A description/proof of equivalence between derivation at point of \(C^1\) functions and directional derivative
Topics
About: \(C^\infty\) manifold
The table of contents of this article
Starting Context
- The reader knows a definition of \(C^\infty\) manifold.
- The reader knows a definition of derivation at point of \(C^k\) functions.
- The reader knows a definition of directional derivative.
Target Context
- The reader will have a description and a proof of the equivalence between any derivation at point of \(C^1\) functions and the corresponding directional derivative.
Orientation
There is a list of definitions discussed so far in this site.
There is a list of propositions discussed so far in this site.
Main Body
1: Description
For any \(C^\infty\) manifold, M, any point, \(p \in M\), the set, \(\mathfrak{D}^1_p (M)\), of derivations at p of \(C^1\) functions, and the set, \(T_pM\), of directional derivatives, the map, \(\phi: T_pM \rightarrow \mathfrak{D}^1_p (M)\), \(\frac{d f ({v^i t})}{d t} \mapsto v^i \frac{\partial f}{\partial x_i}\) on any chart where \({v^i}\) is any combination of real numbers, is an isomorphism, which does not really depend on the choice of the chart, with the same result on any \(C^1\) function.
2: Proof
Any directional derivative can be represented by \(c (t) = {v^1 t, v^2 t, . . ., v^n t}\) with the unique \({v^1, v^2, . . ., v^n}\), because only the tangent of the curve at p matters. \(v^i \frac{\partial f}{\partial x_i}\) is a derivation at p, because \(v^i \frac{\partial f g}{\partial x_i} = v^i \frac{\partial f}{\partial x^i} g + f v^i \frac{\partial g}{\partial x^i}\), satisfying the Leibniz rule. The map is an injection, because for 2 distinct \({v_1^1, v_1^2, . . ., v_1^n}\) and \({v_2^1, v_2^2, . . ., v_2^n}\) with f as \(x^i\), the results are \(v_1^i\) and \(v_2^i\), which differ for an i. The map is a surjection, because by Tailor's theorem with reminder, any \(C^1\) function, f, satisfies \(f (x) = f (p) + (x^i - p^i) f_{r_i} (x)\) where \(f_{r_i} (p) = \frac{\partial f}{\partial x^i} (p)\). Applying any derivation at p on the both sides, \(D_v (f (x))|_p = (D_v ( (x^i - p^i)))|_p f_{r_i} (p) + (p^i - p^i) (D_v (f_{r_i} (x))|_p = (D_v (x^i - p^i))|_p f_{r_i} (p) + 0 = (D_v (x^i))|_p \frac{\partial f}{\partial x^i}|_p\). So, any derivation at p can be expressed as with \((v^1, v^2, . . ., v^n) = (D_v (x^1)|_p, D_v (x^2)|_p, . . ., D_v (x^n)|_p)\).
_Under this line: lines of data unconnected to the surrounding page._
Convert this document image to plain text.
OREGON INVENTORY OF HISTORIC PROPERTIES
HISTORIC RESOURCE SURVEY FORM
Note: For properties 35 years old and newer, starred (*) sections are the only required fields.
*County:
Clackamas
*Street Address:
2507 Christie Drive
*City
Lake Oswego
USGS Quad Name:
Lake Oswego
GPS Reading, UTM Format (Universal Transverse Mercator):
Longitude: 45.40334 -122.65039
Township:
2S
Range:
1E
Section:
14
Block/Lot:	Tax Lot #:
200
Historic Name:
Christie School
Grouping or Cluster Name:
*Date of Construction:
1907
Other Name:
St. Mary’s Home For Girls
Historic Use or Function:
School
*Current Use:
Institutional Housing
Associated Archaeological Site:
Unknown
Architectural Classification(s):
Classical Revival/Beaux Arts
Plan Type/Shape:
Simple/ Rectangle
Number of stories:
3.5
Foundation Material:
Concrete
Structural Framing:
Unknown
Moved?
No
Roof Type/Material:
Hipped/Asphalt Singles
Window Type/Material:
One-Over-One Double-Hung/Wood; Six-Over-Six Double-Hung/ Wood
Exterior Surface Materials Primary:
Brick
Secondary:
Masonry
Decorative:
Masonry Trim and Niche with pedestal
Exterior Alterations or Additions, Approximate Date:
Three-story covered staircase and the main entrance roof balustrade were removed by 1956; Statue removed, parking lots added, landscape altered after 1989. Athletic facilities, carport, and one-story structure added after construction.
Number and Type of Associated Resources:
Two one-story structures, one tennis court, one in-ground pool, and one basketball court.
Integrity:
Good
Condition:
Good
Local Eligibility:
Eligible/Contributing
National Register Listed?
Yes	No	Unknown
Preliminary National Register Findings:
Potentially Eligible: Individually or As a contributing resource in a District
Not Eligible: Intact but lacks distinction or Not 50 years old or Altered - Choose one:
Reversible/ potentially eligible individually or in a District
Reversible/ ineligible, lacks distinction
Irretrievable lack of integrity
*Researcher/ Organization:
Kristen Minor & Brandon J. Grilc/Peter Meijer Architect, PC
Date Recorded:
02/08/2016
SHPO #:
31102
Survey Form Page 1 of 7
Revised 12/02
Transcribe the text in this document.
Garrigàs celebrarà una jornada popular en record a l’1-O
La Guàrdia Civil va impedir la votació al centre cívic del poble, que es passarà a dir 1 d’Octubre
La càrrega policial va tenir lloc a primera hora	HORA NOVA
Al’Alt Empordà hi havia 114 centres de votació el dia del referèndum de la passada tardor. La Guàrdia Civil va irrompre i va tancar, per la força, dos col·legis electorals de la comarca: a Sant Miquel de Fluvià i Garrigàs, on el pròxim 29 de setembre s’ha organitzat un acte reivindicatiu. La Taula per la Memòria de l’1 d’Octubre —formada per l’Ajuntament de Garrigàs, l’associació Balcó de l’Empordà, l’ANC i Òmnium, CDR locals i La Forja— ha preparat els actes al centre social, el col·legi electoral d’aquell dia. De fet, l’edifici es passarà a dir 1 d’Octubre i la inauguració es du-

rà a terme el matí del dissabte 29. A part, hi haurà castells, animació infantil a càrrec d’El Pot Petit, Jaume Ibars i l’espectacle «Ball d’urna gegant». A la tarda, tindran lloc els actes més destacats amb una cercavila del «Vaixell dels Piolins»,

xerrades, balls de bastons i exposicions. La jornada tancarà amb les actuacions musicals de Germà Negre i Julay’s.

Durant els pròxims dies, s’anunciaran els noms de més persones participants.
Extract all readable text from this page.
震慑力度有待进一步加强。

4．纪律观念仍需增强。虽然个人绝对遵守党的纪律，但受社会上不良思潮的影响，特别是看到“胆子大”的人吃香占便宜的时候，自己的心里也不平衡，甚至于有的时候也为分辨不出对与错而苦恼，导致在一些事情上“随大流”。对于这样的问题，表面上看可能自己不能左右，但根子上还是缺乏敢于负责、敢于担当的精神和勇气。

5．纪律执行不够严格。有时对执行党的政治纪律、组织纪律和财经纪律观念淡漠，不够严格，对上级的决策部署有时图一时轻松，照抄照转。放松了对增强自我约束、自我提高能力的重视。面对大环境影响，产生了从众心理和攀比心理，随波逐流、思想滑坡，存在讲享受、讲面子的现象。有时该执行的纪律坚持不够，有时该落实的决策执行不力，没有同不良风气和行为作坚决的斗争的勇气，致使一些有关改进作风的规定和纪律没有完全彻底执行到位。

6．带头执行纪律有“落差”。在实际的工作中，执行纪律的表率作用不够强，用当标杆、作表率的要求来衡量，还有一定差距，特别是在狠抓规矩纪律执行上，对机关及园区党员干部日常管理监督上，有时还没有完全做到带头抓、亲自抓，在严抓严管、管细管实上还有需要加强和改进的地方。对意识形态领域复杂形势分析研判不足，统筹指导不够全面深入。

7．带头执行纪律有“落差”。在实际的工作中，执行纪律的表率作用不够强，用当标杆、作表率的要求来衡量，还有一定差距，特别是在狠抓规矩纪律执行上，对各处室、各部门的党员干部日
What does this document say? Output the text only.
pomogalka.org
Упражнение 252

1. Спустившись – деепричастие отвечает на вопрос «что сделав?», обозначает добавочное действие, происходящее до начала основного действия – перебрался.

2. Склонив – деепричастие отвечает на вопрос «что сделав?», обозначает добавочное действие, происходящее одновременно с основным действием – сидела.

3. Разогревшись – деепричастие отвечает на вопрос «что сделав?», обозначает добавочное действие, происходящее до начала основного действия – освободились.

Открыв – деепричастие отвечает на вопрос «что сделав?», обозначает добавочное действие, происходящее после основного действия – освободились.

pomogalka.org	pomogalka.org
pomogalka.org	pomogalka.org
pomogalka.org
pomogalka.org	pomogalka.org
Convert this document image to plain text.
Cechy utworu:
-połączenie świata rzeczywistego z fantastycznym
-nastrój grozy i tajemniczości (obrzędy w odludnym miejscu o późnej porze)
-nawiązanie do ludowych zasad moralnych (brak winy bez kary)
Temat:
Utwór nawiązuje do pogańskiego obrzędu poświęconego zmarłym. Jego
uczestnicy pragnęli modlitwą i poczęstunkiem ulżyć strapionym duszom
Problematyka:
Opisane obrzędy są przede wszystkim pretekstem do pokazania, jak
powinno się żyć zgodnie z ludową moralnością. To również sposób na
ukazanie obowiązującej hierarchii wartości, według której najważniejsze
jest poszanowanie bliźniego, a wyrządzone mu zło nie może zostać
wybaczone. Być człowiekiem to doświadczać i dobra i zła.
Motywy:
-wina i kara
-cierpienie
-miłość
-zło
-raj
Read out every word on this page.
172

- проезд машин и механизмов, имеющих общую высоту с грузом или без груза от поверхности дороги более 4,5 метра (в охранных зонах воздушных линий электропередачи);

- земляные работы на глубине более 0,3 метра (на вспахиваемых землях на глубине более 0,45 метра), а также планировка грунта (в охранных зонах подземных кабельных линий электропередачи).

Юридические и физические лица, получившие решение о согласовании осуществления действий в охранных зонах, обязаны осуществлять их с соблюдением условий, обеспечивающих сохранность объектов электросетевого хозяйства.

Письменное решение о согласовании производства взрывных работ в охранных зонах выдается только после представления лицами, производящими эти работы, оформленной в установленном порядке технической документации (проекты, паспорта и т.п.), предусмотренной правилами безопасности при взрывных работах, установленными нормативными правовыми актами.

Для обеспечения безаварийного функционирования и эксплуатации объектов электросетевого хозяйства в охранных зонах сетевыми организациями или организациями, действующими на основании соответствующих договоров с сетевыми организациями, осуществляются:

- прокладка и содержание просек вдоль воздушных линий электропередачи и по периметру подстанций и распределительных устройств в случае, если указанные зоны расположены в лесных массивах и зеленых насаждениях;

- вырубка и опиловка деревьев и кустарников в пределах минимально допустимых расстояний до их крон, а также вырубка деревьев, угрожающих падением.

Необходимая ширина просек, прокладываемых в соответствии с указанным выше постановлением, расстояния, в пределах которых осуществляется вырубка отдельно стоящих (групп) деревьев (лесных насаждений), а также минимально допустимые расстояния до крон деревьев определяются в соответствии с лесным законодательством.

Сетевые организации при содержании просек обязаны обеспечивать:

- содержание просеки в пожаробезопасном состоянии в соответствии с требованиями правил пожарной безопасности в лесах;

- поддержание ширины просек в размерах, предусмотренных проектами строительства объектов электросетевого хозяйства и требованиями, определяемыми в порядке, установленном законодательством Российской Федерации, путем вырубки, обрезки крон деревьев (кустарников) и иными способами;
The result of any derivation is the same with that of the corresponding directional derivative, because \(\frac{d f ({v^i t})}{d t} = \frac{\partial f (x)}{\partial x^i} v_i\) by the chain rule.
The isomorphism does not depend on the choice of chart, because directional derivative does not depend on the choice and derivation equals the choice-independent directional derivative.
3: Note
Derivation at point of \(C^\infty\) functions is equivalent with directional derivative with the domain restricted to \(C^\infty\) functions, because as any \(C^\infty\) function is a \(C^1\) function, the map, \(\frac{d f ({v^i t})}{d t} \mapsto v^i \frac{\partial f}{\partial x_i}\), works for any \(C^\infty\) function, the injectivity and the surjectivity are intact (because the materials used in the proof for \(C^1\) functions can be used also for this case: \(x^i\) is \(C^\infty\) as well as \(C^1\) and the Tailor theorem works for \(C^\infty\) functions, which are \(C^1\) functions), and the both sides yields the same result with the domains just restricted. We have to say "directional derivative with the domain restricted to \(C^\infty\) functions", because \(C^\infty_p (M) \rightarrow \mathbb{R}\) cannot be said to be exactly equivalent with \(C^1_p (M) \rightarrow \mathbb{R}\).